If these two were the subject of a contemporary angst-ridden German film or an American thriller about international corporate power struggles, they would be wholly unsympathetic characters. But Antony and Cleopatra have cultural history on their side, and Shakespeare made them tragic heroes. The Colorado Shakespeare Festival's production of Antony and Cleopatra has plenty of faults, but in the end it balances our sympathies for the pair with a gutsy grasp of their character flaws.

The best thing about the production is Lynnda Ferguson's bright, layered performance as Cleopatra, the "Serpent of the Nile." She makes Cleo's tantrums naturally hilarious and conceives her as a political strategist one moment and a mindless sex kitten the next. In doing so, Ferguson reminds us how human frailties always have affected history--how petty concerns of powerful but ethically defective persons have lost wars and broken nations. Her Cleo is clearly intelligent and crafty, apparent in those odd moments when she demonstrates some knowledge of statesmanship. But she is so arrogant, so lost in lust that she is blind to all other concerns. And she is just marvelous to watch as she slinks gracefully around the stage like a cat-goddess.

The next best thing about the production: Charles Siebert's rugged Marc Antony. Siebert's performance has moments of such clarity that watching it is a bit like looking through a glass-bottom boat at life under the water.
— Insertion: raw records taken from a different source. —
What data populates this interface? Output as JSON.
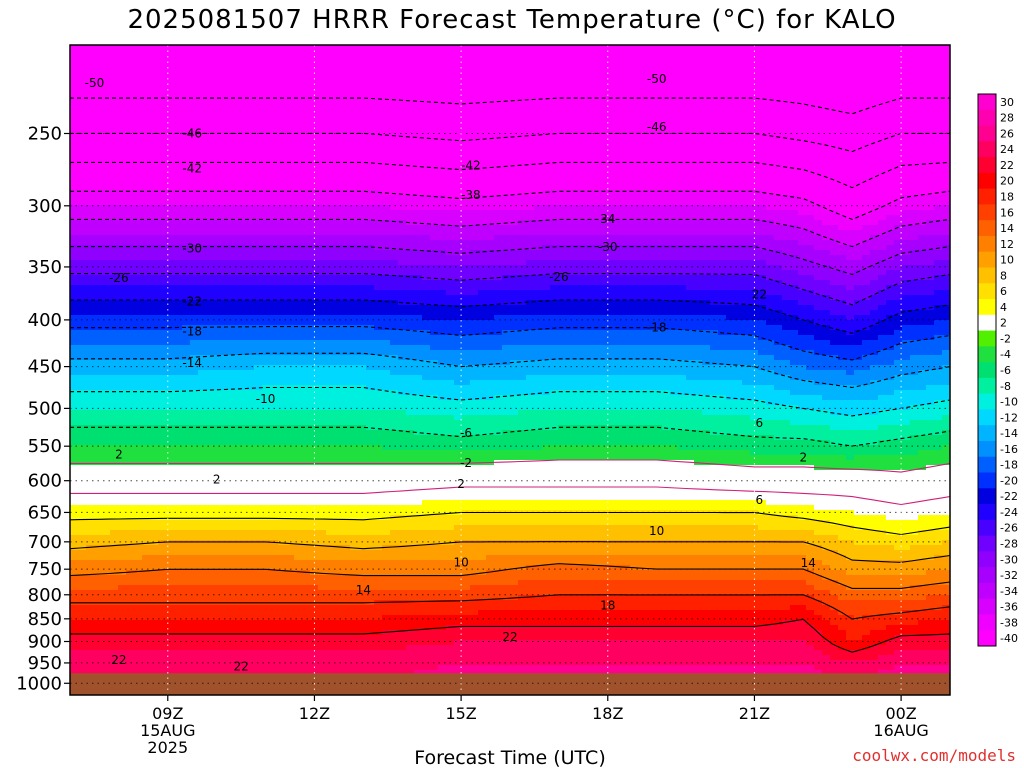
{
  "chart_data": {
    "type": "heatmap",
    "subtype": "time-height filled contour",
    "title": "2025081507 HRRR Forecast Temperature (°C) for KALO",
    "xlabel": "Forecast Time (UTC)",
    "ylabel": "",
    "credit": "coolwx.com/models",
    "x": {
      "unit": "hour_offset_from_09Z",
      "ticks": [
        {
          "x": 0,
          "labels": [
            "09Z",
            "15AUG",
            "2025"
          ]
        },
        {
          "x": 3,
          "labels": [
            "12Z"
          ]
        },
        {
          "x": 6,
          "labels": [
            "15Z"
          ]
        },
        {
          "x": 9,
          "labels": [
            "18Z"
          ]
        },
        {
          "x": 12,
          "labels": [
            "21Z"
          ]
        },
        {
          "x": 15,
          "labels": [
            "00Z",
            "16AUG"
          ]
        }
      ],
      "range": [
        -2,
        16
      ]
    },
    "y": {
      "unit": "hPa",
      "scale": "log-pressure",
      "ticks": [
        250,
        300,
        350,
        400,
        450,
        500,
        550,
        600,
        650,
        700,
        750,
        800,
        850,
        900,
        950,
        1000
      ],
      "range": [
        200,
        1030
      ],
      "ground_level": 975
    },
    "grid": true,
    "colorbar": {
      "levels": [
        -40,
        -38,
        -36,
        -34,
        -32,
        -30,
        -28,
        -26,
        -24,
        -22,
        -20,
        -18,
        -16,
        -14,
        -12,
        -10,
        -8,
        -6,
        -4,
        -2,
        2,
        4,
        6,
        8,
        10,
        12,
        14,
        16,
        18,
        20,
        22,
        24,
        26,
        28,
        30
      ],
      "labels": [
        "30",
        "28",
        "26",
        "24",
        "22",
        "20",
        "18",
        "16",
        "14",
        "12",
        "10",
        "8",
        "6",
        "4",
        "2",
        "-2",
        "-4",
        "-6",
        "-8",
        "-10",
        "-12",
        "-14",
        "-16",
        "-18",
        "-20",
        "-22",
        "-24",
        "-26",
        "-28",
        "-30",
        "-32",
        "-34",
        "-36",
        "-38",
        "-40"
      ],
      "colors": [
        "#ff00ff",
        "#f000ff",
        "#d800ff",
        "#c000ff",
        "#a800ff",
        "#9000ff",
        "#7000ff",
        "#4800ff",
        "#2000ff",
        "#0000e0",
        "#0030ff",
        "#0060ff",
        "#0090ff",
        "#00b4ff",
        "#00d8ff",
        "#00f0e0",
        "#00f0a0",
        "#00e070",
        "#20e040",
        "#50f000",
        "#ffffff",
        "#ffff00",
        "#ffe000",
        "#ffc000",
        "#ffa000",
        "#ff8000",
        "#ff6000",
        "#ff4000",
        "#ff2000",
        "#ff0000",
        "#ff0030",
        "#ff0060",
        "#ff0090",
        "#ff00b0",
        "#ff00d0"
      ],
      "position": "right"
    },
    "temperature_profile": {
      "times": [
        -2,
        0,
        2,
        4,
        6,
        8,
        10,
        12,
        13,
        14,
        15,
        16
      ],
      "pressure_levels": [
        200,
        250,
        300,
        350,
        400,
        450,
        500,
        550,
        600,
        650,
        700,
        750,
        800,
        850,
        900,
        950,
        1000
      ],
      "temps_C": [
        [
          -56,
          -46,
          -36,
          -27,
          -19,
          -13,
          -8,
          -4,
          0,
          5,
          9,
          13,
          17,
          20,
          23,
          25,
          26
        ],
        [
          -56,
          -46,
          -36,
          -27,
          -19,
          -13,
          -8,
          -4,
          0,
          5,
          10,
          14,
          17,
          20,
          23,
          25,
          26
        ],
        [
          -56,
          -46,
          -36,
          -27,
          -19,
          -12,
          -8,
          -4,
          0,
          5,
          10,
          14,
          17,
          20,
          23,
          25,
          26
        ],
        [
          -56,
          -46,
          -36,
          -27,
          -19,
          -12,
          -8,
          -4,
          0,
          5,
          9,
          13,
          17,
          20,
          23,
          25,
          26
        ],
        [
          -56,
          -47,
          -37,
          -28,
          -20,
          -14,
          -9,
          -5,
          1,
          6,
          10,
          13,
          17,
          21,
          24,
          26,
          27
        ],
        [
          -56,
          -46,
          -36,
          -27,
          -19,
          -13,
          -8,
          -4,
          1,
          6,
          10,
          15,
          18,
          21,
          24,
          26,
          27
        ],
        [
          -56,
          -46,
          -36,
          -27,
          -19,
          -13,
          -8,
          -4,
          1,
          6,
          10,
          14,
          18,
          21,
          24,
          26,
          27
        ],
        [
          -56,
          -46,
          -36,
          -27,
          -20,
          -14,
          -9,
          -5,
          0,
          6,
          10,
          14,
          18,
          21,
          24,
          26,
          27
        ],
        [
          -56,
          -47,
          -37,
          -29,
          -22,
          -16,
          -10,
          -5,
          0,
          5,
          10,
          14,
          18,
          22,
          24,
          26,
          27
        ],
        [
          -57,
          -48,
          -40,
          -31,
          -24,
          -17,
          -11,
          -6,
          0,
          4,
          8,
          11,
          15,
          18,
          20,
          24,
          27
        ],
        [
          -56,
          -46,
          -37,
          -28,
          -21,
          -15,
          -10,
          -5,
          -1,
          3,
          7,
          11,
          15,
          19,
          23,
          26,
          27
        ],
        [
          -56,
          -46,
          -36,
          -27,
          -20,
          -14,
          -9,
          -4,
          0,
          4,
          8,
          12,
          16,
          20,
          23,
          26,
          27
        ]
      ]
    },
    "contour_labels": [
      {
        "text": "-50",
        "x": -1.5,
        "p": 220
      },
      {
        "text": "-50",
        "x": 10.0,
        "p": 218
      },
      {
        "text": "-46",
        "x": 0.5,
        "p": 250
      },
      {
        "text": "-46",
        "x": 10.0,
        "p": 246
      },
      {
        "text": "-42",
        "x": 0.5,
        "p": 273
      },
      {
        "text": "-42",
        "x": 6.2,
        "p": 271
      },
      {
        "text": "-38",
        "x": 6.2,
        "p": 292
      },
      {
        "text": "34",
        "x": 9.0,
        "p": 310
      },
      {
        "text": "-30",
        "x": 0.5,
        "p": 334
      },
      {
        "text": "-30",
        "x": 9.0,
        "p": 333
      },
      {
        "text": "-26",
        "x": -1.0,
        "p": 360
      },
      {
        "text": "-26",
        "x": 8.0,
        "p": 359
      },
      {
        "text": "22",
        "x": 12.1,
        "p": 375
      },
      {
        "text": "-22",
        "x": 0.5,
        "p": 382
      },
      {
        "text": "-18",
        "x": 0.5,
        "p": 412
      },
      {
        "text": "-18",
        "x": 10.0,
        "p": 408
      },
      {
        "text": "-14",
        "x": 0.5,
        "p": 446
      },
      {
        "text": "-10",
        "x": 2.0,
        "p": 488
      },
      {
        "text": "-6",
        "x": 6.1,
        "p": 532
      },
      {
        "text": "6",
        "x": 12.1,
        "p": 519
      },
      {
        "text": "2",
        "x": -1.0,
        "p": 562
      },
      {
        "text": "-2",
        "x": 6.1,
        "p": 574
      },
      {
        "text": "2",
        "x": 13.0,
        "p": 566
      },
      {
        "text": "2",
        "x": 1.0,
        "p": 598
      },
      {
        "text": "2",
        "x": 6.0,
        "p": 605
      },
      {
        "text": "6",
        "x": 12.1,
        "p": 630
      },
      {
        "text": "10",
        "x": 10.0,
        "p": 681
      },
      {
        "text": "10",
        "x": 6.0,
        "p": 737
      },
      {
        "text": "14",
        "x": 13.1,
        "p": 738
      },
      {
        "text": "14",
        "x": 4.0,
        "p": 790
      },
      {
        "text": "18",
        "x": 9.0,
        "p": 822
      },
      {
        "text": "22",
        "x": 7.0,
        "p": 890
      },
      {
        "text": "22",
        "x": -1.0,
        "p": 943
      },
      {
        "text": "22",
        "x": 1.5,
        "p": 959
      }
    ]
  }
}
We see the warrior besotted with drink and sexual addiction, losing his mind in a kind of madness of the spirit.

Siebert's Antony is major macho, and director Jack Clay underscores the virility factor in the male-bonding scene that takes place aboard the warship of Pompey, an ambitious warlord. Pompey has threatened Rome's ruling triumvirate, formed by Antony, Octavius Caesar and Lepidus after the death of Julius Caesar. Realizing he can't defeat them after all, Pompey invites all three on board to get drunk and dance. The scene is lively, funny, scary--and as true as the rain that audiences are sometimes doused with in CU's open-air Mary Rippon Theatre.
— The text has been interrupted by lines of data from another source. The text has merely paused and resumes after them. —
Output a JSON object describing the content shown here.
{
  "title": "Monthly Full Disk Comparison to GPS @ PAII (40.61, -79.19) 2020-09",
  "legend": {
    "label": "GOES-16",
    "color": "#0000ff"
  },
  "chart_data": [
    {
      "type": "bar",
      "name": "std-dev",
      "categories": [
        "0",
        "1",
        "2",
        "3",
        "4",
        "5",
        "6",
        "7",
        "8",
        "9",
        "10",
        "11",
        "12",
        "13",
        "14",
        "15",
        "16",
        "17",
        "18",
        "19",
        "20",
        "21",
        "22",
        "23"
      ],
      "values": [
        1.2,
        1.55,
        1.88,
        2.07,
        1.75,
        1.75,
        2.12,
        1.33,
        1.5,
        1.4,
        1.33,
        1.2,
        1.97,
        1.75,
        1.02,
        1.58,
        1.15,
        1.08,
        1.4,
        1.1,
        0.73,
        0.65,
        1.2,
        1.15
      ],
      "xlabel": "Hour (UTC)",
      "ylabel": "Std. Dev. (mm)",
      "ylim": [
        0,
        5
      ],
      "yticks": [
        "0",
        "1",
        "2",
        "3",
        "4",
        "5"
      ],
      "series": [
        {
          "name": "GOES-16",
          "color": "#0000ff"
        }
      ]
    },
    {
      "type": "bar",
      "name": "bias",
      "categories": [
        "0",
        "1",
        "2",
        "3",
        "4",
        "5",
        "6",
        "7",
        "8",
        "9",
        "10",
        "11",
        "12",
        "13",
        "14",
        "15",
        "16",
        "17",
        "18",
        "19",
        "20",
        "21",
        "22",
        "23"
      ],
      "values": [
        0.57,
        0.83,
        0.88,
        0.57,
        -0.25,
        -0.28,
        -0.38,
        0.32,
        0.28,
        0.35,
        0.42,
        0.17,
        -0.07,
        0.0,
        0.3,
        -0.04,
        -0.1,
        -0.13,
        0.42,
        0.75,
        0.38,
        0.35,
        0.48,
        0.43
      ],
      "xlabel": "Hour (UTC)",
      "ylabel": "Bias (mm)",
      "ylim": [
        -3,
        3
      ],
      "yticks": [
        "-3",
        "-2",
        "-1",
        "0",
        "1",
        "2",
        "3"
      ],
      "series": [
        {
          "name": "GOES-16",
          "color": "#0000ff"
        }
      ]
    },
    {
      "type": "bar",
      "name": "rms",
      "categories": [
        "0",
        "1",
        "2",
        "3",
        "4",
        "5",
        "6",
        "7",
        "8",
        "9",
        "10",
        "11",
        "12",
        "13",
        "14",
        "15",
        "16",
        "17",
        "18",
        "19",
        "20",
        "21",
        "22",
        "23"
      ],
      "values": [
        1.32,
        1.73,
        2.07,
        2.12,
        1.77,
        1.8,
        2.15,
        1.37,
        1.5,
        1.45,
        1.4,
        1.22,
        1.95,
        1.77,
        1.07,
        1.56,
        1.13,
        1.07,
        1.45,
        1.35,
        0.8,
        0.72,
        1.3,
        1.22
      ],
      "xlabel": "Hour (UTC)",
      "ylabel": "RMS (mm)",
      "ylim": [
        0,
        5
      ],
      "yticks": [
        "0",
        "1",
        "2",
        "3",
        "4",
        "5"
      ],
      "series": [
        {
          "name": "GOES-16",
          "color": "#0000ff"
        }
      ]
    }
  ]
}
The worst news about this three-hour production is the Rippon itself. The actors have to shout their lines (you're supposed to adjust to this after a while) and the seats were conceived in purgatory. Added to the physical discomfort is an appalling set meant to suggest the ruins of Egypt and Rome as well as the deck of a ship and various chambers, but really looking like chicken wire adorned with gilded plaster. Thank goodness the costumes are so good you have something visually stimulating enough to keep your mind off the set.

While director Clay is terrific at getting his actors to elicit nuances of meaning from difficult Shakespearean English, he is not as good at moving them around the stage. And he makes odd, even ugly visual choices. Action scenes (battles and political confrontations) are illustrated with flying silken flags. It works once or twice but quickly becomes irritatingly banal. Drill team, anyone?

And as the show comes to a close--Antony is dead, Cleopatra has just asped herself and Caesar enters and promises to have the lovers entombed side by side--a piece of gold lame is dropped behind the dead Cleo. The night I saw the play, the wind blew the lame over Caesar's face. An awesome dramatic moment was utterly destroyed by a piece of cheesy scenery--not a pretty picture.

But despite the limitations of the theater and the scenery, despite a number of flat performances (James Haskins's Caesar and Christine Barley's Octavia come to mind), Antony and Cleopatra is worth the suffering. Ferguson and Siebert make magic together, and smaller roles like Cleo's servant Charmian (Sarah Hartmann) and Antony's first officer Enobarbus (Rick Long) help keep the viewer riveted on all the humanity, intelligence and insight the play has to offer.